Death is one of the few things we have in common with every other person on the planet. You’d think with death being such a universal experience, people would talk about it frequently. But instead, talking about death is usually just awkward.
Why is that? I suppose because our only experience of death is in coping with someone else’s death. We’re always reacting to it. It’s never a positive experience. Unless of course you happen to be a crazy-ass psycho killer on a murderous rampage, in which case, lucky you! But for most people, it’s a negative experience.
Until I was about 30 years old, I never really talked with other people about death. I’d never had much occasion to talk about it. That all changed abruptly a few years ago when my best friend Dave killed himself.
I met Dave in college.

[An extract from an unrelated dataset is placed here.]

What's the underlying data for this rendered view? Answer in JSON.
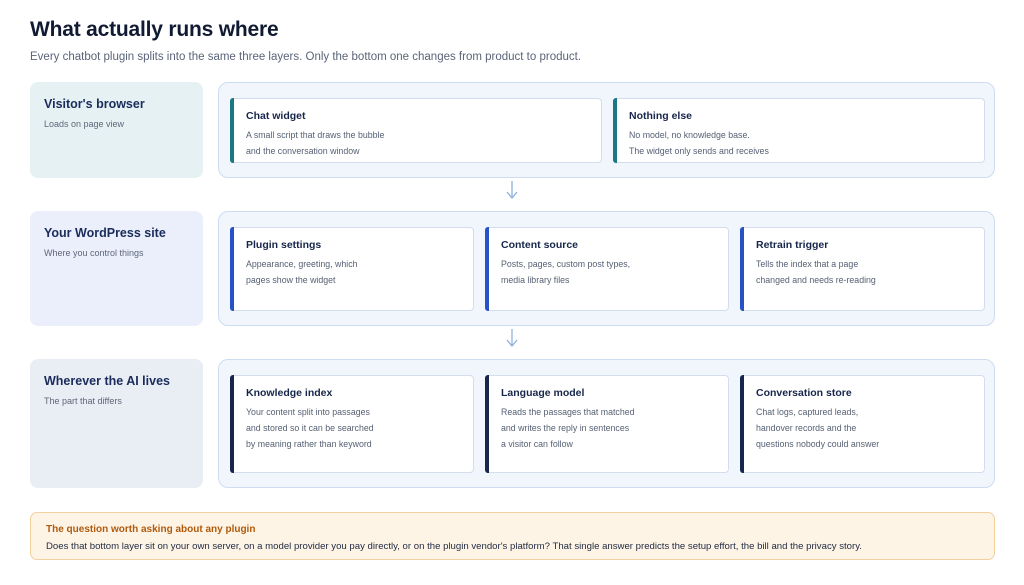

We became friends there, and remained close until his death. It might be fun, and a little bit awe-inducing, to try and count the number of hours we spent together, but I’ll save that exercise for another time.
One night I received a call from Dave’s older sister, Claire. She told me that Dave had taken his own life in his apartment. His body had been discovered by his housekeeper. Claire seemed calm considering the situation. She asked me to spread the word to Dave’s college friends.
For the rest of that night, and the next morning, I called friends one by one to tell them the news. Many of them passed the news on to other people. As I was going through these conversations, I tried to keep the even-keeled tone that Claire had used. Some people I talked to were very upset, but for the most part, they were calm too.
These initial conversations, and the ones we had over the ensuing weeks and months, were painful. There were so many unanswered questions about Dave’s death. Dave had left suicide notes, including one to me and Jordan, but it didn’t tell us much. In his note, Dave apologized for killing himself and revealed what I would come to see later as severe depression. He gave me some last-minute advice about a board game we had been creating together. He wasn’t sure who would find his body, but he realized it might be Jordan and me. “If so, sorry,” he wrote, “especially if I shit my pants. That won’t smell too good.”
My attempts to comprehend what had happened began bumping up against the reality that, no matter what we thought or said about the situation, we would we never see Dave again. Life would continue to go on for the rest of us. I was alive. Friends were getting married. Millions of New Yorkers were riding the subway and walking the streets as if nothing had happened. Maybe trying to make sense of someone else’s death is always going to be like that — a slippery sort of fish.
On the other hand, Dave’s death did cause me to think about my own life, and the lives of others. I realized that, one day, I’m going to die and so is everyone else. You might be inclined to say those are morbid thoughts, but I don’t think so. I’ve found it’s actually quite clarifying, because it causes me to think about how I want to live the rest of my life. It also makes me consider more deeply how I want to treat other people in this time that I — and they — have left.
Perhaps most people have this realization much earlier in life. For me, it didn’t happen until my early 30s. Of course, I always knew logically I was going to die at some point, but I never really considered what I should do about that. It took Dave’s death to really kick-start a conversation with myself about death.
If I know I’m going to die, but I don’t know when, then what should I do with myself? For me, the answer is to enjoy the present while still keeping in mind that life is long. To have fun now while also taking care of myself over the long term.
What should you do with yourself? Everyone will have a different answer to that question, but I think it’s worthwhile asking. I wish I hadn’t waited so long to start asking the question of myself. Perhaps I should have thought more about death earlier in life. Maybe if people were generally more comfortable talking about death, I would have been quicker to face it.¹
So in the future, I won’t let myself feel uncomfortable if the subject of death comes up. Feel free to bring it up with me. I promise I won’t flinch.
¹ After Dave’s death, some of his friends and family created the Dave Nee Foundation. I served on the board of the foundation for several years. One of the goals of the foundation is to reduce the stigma associated with discussing depression or suicide, especially among lawyers (Dave was in law school when he died). Studies have shown that law students are particularly susceptible to depression. I never went to law school myself, but through conversations with Dave’s classmates and other research, we found that law students are, if anything, less apt to talk about depression or suicide than the general public, despite being more likely to suffer from it. There seem to be a few reasons for this, including the fact that law school is difficult and there’s generally a culture of “toughing it out”. This results in a negative cycle where students suffer from depression but feel uncomfortable talking about it with friends or seeking counseling. For students with serious, clinical depression, this puts them at greater risk of committing suicide.